Magone has reached a few conclusions from conducting her own cookie research at weddings.

The chocolate chip, she says, is “the most controversial.” Some guests think one can’t have a cookie table without it; others think the cookie is “too common,” she says.

Maybe if they are heart-shaped?

And what is the cookie everyone makes a beeline for?

“Lady locks,” Magone says.

Plum home baker Kimberly Lodge agrees.

“Probably my biggest request is lady locks,” she says.

Lodge, 58, says clients also clamour for more traditional cookies — the controversial chocolate chip and snickerdoodles are favorites. “Those two just disappear.”

“I (offer) 30 types of cookies. I make mini-cherry cheesecakes, the peaches (peach-shaped cookies) and thumbprints with icing to match the wedding party so there is some color on the table. Kolache, a Slovakian tradition (filled with jam or nuts) also add color,” Lodge says.

One recent trend she has noticed is couples skipping the wedding cake in favor of a cookie table and/or cupcakes.

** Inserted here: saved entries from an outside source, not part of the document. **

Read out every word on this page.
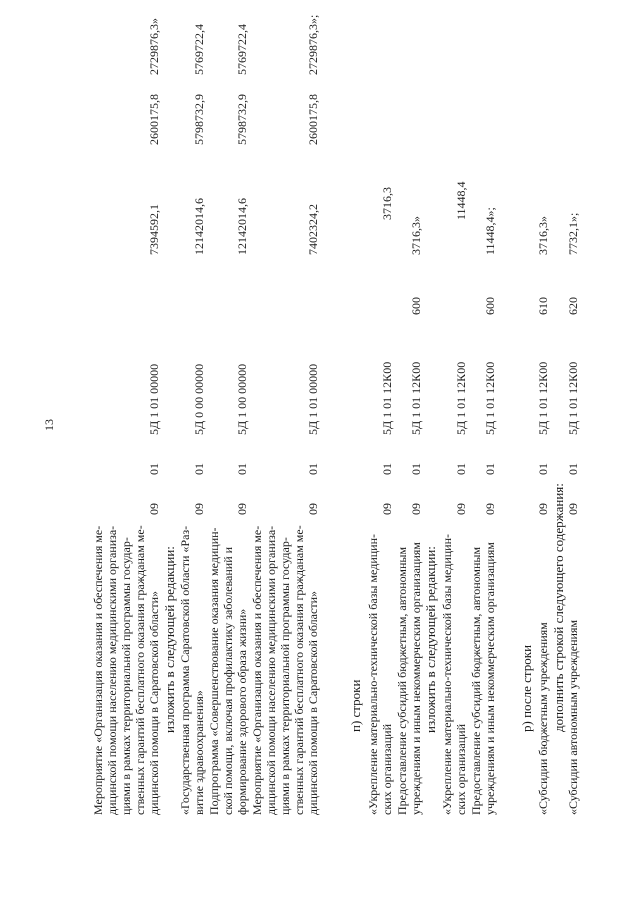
13
Мероприятие «Организация оказания и обеспечения ме- дицинской помощи населению медицинскими организа- циями в рамках территориальной программы государ- ственных гарантий бесплатного оказания гражданам ме- дицинской помощи в Саратовской области»
09
01
5Д 1 01 00000
7394592,1
2600175,8
2729876,3»
изложить в следующей редакции: «Государственная программа Саратовской области «Раз- витие здравоохранения»
09
01
5Д 0 00 00000
12142014,6
5798732,9
5769722,4
Подпрограмма «Совершенствование оказания медицин- ской помощи, включая профилактику заболеваний и формирование здорового образа жизни»
09
01
5Д 1 00 00000
12142014,6
5798732,9
5769722,4
Мероприятие «Организация оказания и обеспечения ме- дицинской помощи населению медицинскими организа- циями в рамках территориальной программы государ- ственных гарантий бесплатного оказания гражданам ме- дицинской помощи в Саратовской области»
09
01
5Д 1 01 00000
7402324,2
2600175,8
2729876,3»;
п) строки «Укрепление материально-технической базы медицин- ских организаций
09
01
5Д 1 01 12К00
3716,3
Предоставление субсидий бюджетным, автономным учреждениям и иным некоммерческим организациям
09
01
5Д 1 01 12К00
600
3716,3»
изложить в следующей редакции: «Укрепление материально-технической базы медицин- ских организаций
09
01
5Д 1 01 12К00
11448,4
Предоставление субсидий бюджетным, автономным учреждениям и иным некоммерческим организациям
09
01
5Д 1 01 12К00
600
11448,4»;
р) после строки «Субсидии бюджетным учреждениям
09
01
5Д 1 01 12К00
610
3716,3»
дополнить строкой следующего содержания: «Субсидии автономным учреждениям
09
01
5Д 1 01 12К00
620
7732,1»;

Anita Miller, who runs Anita’s Sweet Escape — Cookies and Sweet Treats out of her licensed Jeannette home kitchen, has noticed that trend as well.

Miller, who refers to the summer season as “cookiepalooza,” says cookie tables have staying power. “In Western Pennsylvania, it’s almost a primary part of the wedding.”

Among the most popular cookies she makes are the peaches, lady locks and caramel cup tassies. Cutout sugar cookies, often heart-shaped, also are popular, she says.

“You know your family. Some couples are traditional — (they want) snickerdoodles, chocolate chip, peanut butter blossoms and buckeyes,” Miller says.

Feeding a crowd and favors

How many cookies should one plan on per guest?

Depending on whether they will be “tabled” before or after dinner, many bakers suggest half a dozen or more. Guests often consider cookies as both dessert and party favor.

“There is always a Tupperware container in someone’s purse,” Miller says, laughing.

Some hosts provide pretty, even personalized, “take out” containers for cookies.

In that case, Miller says, plan on a dozen. Per person.